Table 1: Proximate composition of Mango seed kernel and pineapple peels
3.2 Anti-Microbial Activity of Mango Seed Kernel Extract
Mango seed kernel extract was tested against some industrial based microbes. The result shows that mango seed extract is sensitive against B. subtilis, less sensitive to B. megaterium and no activity against A. niger (Table 2).
Table 2: Anti-Microbial Activity of Mango Seed Kernel Extract
3.3 Anti-Microbial Activity of Pineapple Peel Extract Pineapple peel extracted was tested against some industrial base microbes. The result shows it is highly sensitive to B. subtilis and S aureus but slightly sensitive against B. megaterium. It shows no activity against P. aeroginosa and A niger (Table 3).
3.4 Effects of Different Carbon Sources on Protease Production.

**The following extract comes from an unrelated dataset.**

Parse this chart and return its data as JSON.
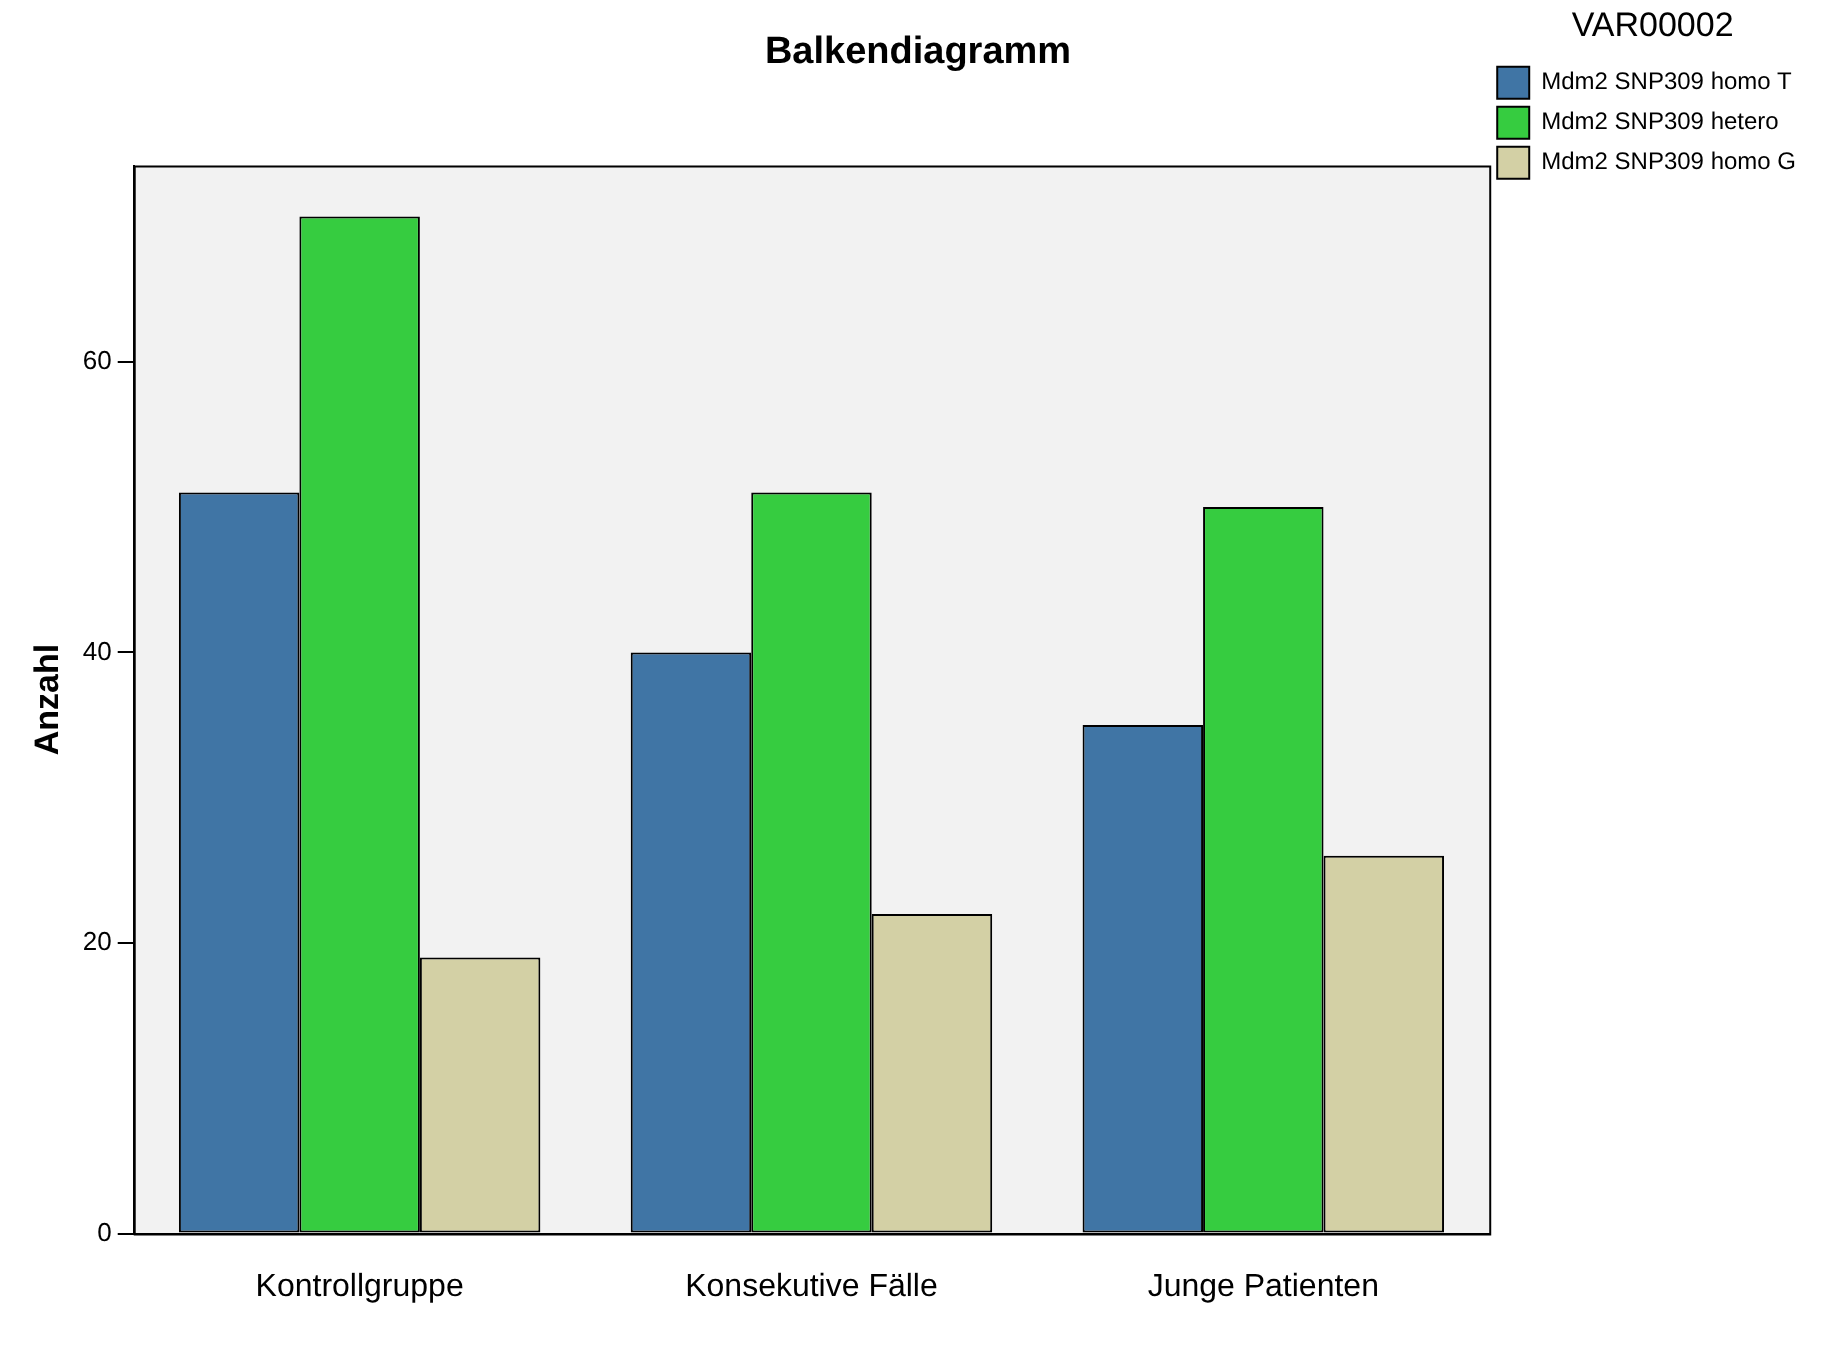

The extracellular protease enzyme was synthesized by Bacillus megaterium. The results obtained in this work revealed the ability of Bacillus megaterium to produce extracellular protease. Figure 1 shows the ability of B. megaterium to utilize glucose, mango seed kernel and pineapple peels as a carbon source and energy material to produce protease enzyme. Interestingly, the results indicated that B. megaterium exhibited their maximum ability to biosynthesize protease when grown on mango seed kernel.